The Charleston dance became popular in the 1920s, during the era of jazz music and Flappers. Usually danced to ragtime jazz music in a quick-paced rhythm accompanied with uninhibited quirky fun expressions, the Charleston dance has evolved to many variations. Other familiar jazz dances that include loads of leg kicking and arm swinging include swing jive and recently, the more modern jazz dance, which showcases slow, dreamlike, fantastic leaps and great physical flexibility. Jazz dancers are in high demand for Broadway productions and dance performances all over the world. Enrol on our jazz dance courses to bring out the graceful dancer in you. 


Frank Sinatra, Ella Fitzgerald, Billie Holiday – who’s your favourite?

‘Come fly with me, let’s fly, let’s fly away... if you can use some exotic booze, there’s a bar in far Bombay. Come fly with me, let’s fly, let’s fly away...’ If you recognise these lyrics, you’re clearly a fan of Frank Sinatra. Or if you’re into warm, silky soft, velvety voices that envelope you like smooth caresses, Nat King Cole’s your man. These legends have great recording careers and if you wish to follow in their footsteps, why not train with professional jazz vocal coaches with singing lessons? Develop your jazz conception, solo performance and expand your repertoire. For those who are already accustomed to singing in the jazz idiom, learn some approaches to improvise over jazz tunes. Alternatively, join a jazz and blues choir and sing non-standard choral works and understand jazz styles as a collective experience.


Tips to becoming a great jazz/blues musician


·         Listen to jazz every day. Enjoy it and feel a true passion for the music.

·         Learn and study tunes straight from recordings rather than reading them from sheet music.

·         Transcribe and learn language from recordings.

·         Understand how chords are built and why each chord exists in a tune.

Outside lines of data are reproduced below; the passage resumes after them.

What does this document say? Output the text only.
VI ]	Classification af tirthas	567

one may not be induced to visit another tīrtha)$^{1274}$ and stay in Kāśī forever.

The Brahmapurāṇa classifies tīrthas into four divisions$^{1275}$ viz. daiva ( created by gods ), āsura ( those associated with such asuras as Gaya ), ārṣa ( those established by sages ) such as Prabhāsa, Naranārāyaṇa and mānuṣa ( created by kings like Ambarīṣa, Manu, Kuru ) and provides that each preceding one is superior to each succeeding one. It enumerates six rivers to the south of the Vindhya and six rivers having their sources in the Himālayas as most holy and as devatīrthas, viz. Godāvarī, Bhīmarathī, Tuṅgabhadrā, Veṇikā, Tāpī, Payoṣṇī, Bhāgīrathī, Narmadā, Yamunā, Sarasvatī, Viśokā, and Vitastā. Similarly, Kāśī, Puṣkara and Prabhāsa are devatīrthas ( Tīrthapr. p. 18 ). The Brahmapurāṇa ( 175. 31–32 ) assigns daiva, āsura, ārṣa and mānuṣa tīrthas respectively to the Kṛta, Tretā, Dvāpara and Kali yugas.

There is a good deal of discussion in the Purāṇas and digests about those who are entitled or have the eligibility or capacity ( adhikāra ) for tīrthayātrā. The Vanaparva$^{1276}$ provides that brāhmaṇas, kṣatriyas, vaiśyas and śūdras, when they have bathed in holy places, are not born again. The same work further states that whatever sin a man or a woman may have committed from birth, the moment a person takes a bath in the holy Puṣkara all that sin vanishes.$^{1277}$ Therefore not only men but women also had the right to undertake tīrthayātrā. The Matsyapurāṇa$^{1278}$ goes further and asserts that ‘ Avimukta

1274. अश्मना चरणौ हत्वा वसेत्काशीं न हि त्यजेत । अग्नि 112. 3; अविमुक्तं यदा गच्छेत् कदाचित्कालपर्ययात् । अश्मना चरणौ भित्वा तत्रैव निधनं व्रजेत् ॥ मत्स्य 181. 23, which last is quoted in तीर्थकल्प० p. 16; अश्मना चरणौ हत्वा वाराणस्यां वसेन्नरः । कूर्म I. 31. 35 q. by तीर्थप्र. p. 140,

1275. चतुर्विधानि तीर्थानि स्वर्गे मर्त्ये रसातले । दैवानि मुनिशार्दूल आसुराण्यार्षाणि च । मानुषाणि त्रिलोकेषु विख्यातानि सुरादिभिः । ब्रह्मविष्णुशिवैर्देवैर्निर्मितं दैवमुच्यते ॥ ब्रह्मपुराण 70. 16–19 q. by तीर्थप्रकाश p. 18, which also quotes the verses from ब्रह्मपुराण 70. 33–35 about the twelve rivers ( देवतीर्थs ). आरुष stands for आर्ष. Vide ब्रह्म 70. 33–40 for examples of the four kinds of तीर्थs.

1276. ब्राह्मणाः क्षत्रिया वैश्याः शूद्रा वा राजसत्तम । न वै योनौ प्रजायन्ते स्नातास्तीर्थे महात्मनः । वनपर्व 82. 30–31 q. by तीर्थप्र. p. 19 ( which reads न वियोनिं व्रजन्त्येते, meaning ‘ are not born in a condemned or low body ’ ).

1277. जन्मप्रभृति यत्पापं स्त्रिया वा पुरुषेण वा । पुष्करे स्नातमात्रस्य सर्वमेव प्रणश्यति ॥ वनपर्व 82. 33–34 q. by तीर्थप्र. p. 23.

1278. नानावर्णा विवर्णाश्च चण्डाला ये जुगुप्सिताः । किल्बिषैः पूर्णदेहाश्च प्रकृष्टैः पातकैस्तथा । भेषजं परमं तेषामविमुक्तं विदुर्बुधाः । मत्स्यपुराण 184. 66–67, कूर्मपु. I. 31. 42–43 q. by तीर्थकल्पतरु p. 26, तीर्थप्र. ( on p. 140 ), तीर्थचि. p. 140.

Learn why each chord progresses to the next in a progression.


We recommend...


·         Ronnie Scotts

The legendary Ronnie Scotts has been well-known in the international jazz community since 1959. It first started out as a place for musicians to jam, but soon attracted interest from the US and became the place for performances of every kind of jazz music. This is a landmark in the London music scene!


·         606 Club

This jazz club will appeal to people looking for an authentic jazz experience. It serves up live music from some of the best jazz musicians playing today like Jamie Cullum, Claire Teal and Hamish Stuart. Musicians perform directly in front of the audience rather than on the stage and occasionally, patrons jump on the stage to jam with the band!


·         WZ Jazz

WM Jazz hosts live music with an impressive line-up performers from the worlds of jazz, soul, jazz funk and blues. This intimate venue offers dinner, jazz and some of the most popular musicians like the Miller Jazz Quartet and the talented tenor saxophonist Brandon Allen.


·         The Vortex Jazz Club

Located in Dalston, The Vortex is the epitome of an underground jazz bar, with a crowd even more eccentric than the musicians on stage and an atmosphere that is thoroughly welcoming – as long as you’re there for the music!


·         Round Midnight Jazz and Blues Bar

Offering a range of live jazz and blue acts seven days a week, the bar has a loyal base of patrons flocking to hear good music in a cosy and intimate atmosphere. Jazz lovers can enjoy decent cocktails, simple food and real ales served in tankards whilst listening to their favourite bands.


·         Jazz @ Pizza Express

This is a flagship pizza and jazz venue. Well chosen traditional jazz with occasional appearances by big names, patrons will have to pay for admission which is usually a little bit more expensive, but once inside, it’s all worth it.